Across these incidents, the triggering action was simple. In most cases, it involved normal work performed under pressure, using tools staff relied on daily.

Why email keeps appearing in breach narratives

Email remains central to healthcare operations. Scheduling, referrals, billing questions, attachments, and internal coordination frequently pass through inboxes. That ubiquity helps explain why email accounts and messages appear so often in breach disclosures.

Paubox research and reporting consistently find phishing as a primary method used to obtain credentials or deliver malware. Once an inbox is compromised, messages, attachments, and stored conversations can expose far more information than a single file or record.

Email also creates scale. A misdirected message, forwarded attachment, or reused credential can move beyond the original sender quickly, expanding exposure before the issue is detected.

Smaller organizations face the same pressures with fewer buffers

Smaller healthcare organizations experience these risks differently, but not less frequently. Analysis focused on small and midsize providers notes that phishing and spoofing affect organizations regardless of size.

The Paubox SMB report states: “Phishing is the leading cause of healthcare breaches. As of 2024, over 70% of healthcare data breaches originated from phishing attacks. These attacks don’t discriminate by size; in fact, 43% of SMB healthcare orgs reported experiencing a phishing or spoofing incident in the past year.”

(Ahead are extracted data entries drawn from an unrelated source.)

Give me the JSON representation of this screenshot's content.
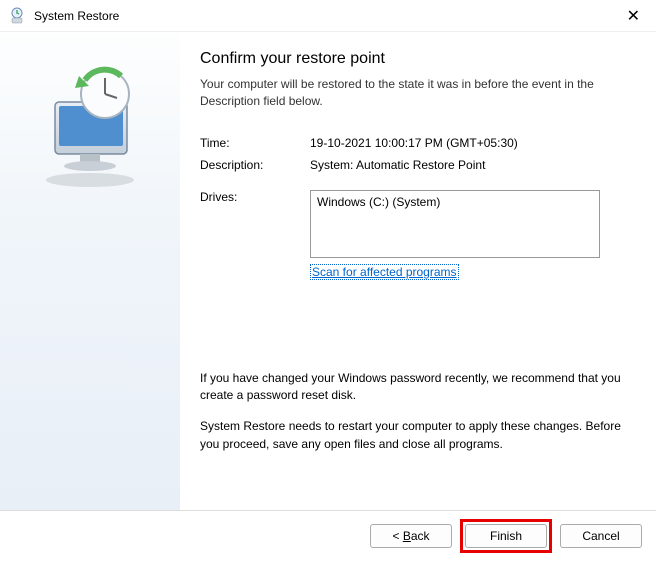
{
  "titlebar": {
    "title": "System Restore"
  },
  "main": {
    "heading": "Confirm your restore point",
    "subheading": "Your computer will be restored to the state it was in before the event in the Description field below.",
    "time_label": "Time:",
    "time_value": "19-10-2021 10:00:17 PM (GMT+05:30)",
    "desc_label": "Description:",
    "desc_value": "System: Automatic Restore Point",
    "drives_label": "Drives:",
    "drives_value": "Windows (C:) (System)",
    "scan_link": "Scan for affected programs",
    "info1": "If you have changed your Windows password recently, we recommend that you create a password reset disk.",
    "info2": "System Restore needs to restart your computer to apply these changes. Before you proceed, save any open files and close all programs."
  },
  "footer": {
    "back": "Back",
    "finish": "Finish",
    "cancel": "Cancel"
  }
}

The same report identified gaps in post-incident visibility, noting that “20% of SMBs don’t utilize any form of email archiving or audit trail, leaving 1 in 5 unable to investigate incidents after they happen.”

Without clear records, organizations may struggle to demonstrate what information was protected, how exposure occurred, or how quickly it was contained.

Controls limit how far mistakes travel

No system removes human error entirely. Controls shape the outcome when errors occur. Reporting and regulatory guidance often focus on whether safeguards were in place to limit exposure and support investigation.

As the Paubox SMB report shares, “Confidence without clarity is what gets organizations breached. We don’t just need encryption, we need evidence.”

Email security measures such as automatic encryption, access controls, audit trails, and incident logging do not change staff behavior, but they can reduce the scale of exposure and provide documentation when regulators or affected individuals ask what happened.

Paubox appears in this context as one example of an email control layer designed to protect messages in transit and support audit requirements when communication errors occur.

Read more: Paubox Inbound Email Security | Generative AI email security

FAQs

Why do staff actions appear so often in HIPAA breach reporting?

Research found that “a vast majority of health records were compromised due to poor human security,” with unintentional insider actions affecting more records on average than external attacks.

Are phishing incidents considered insider-related breaches?

When a staff action enables unauthorized access, threat reporting, and regulators often classify the incident as insider-linked, even if external actors later expand the breach.

Do small healthcare organizations face the same risks as large systems?

Yes. Reports show phishing affects organizations regardless of size, with many SMBs lacking audit trails to investigate incidents after they occur.

Can technical tools prevent all workforce-related breaches?

Research does not suggest that tools eliminate mistakes. Controls influence how far an error spreads and how clearly organizations can document their response.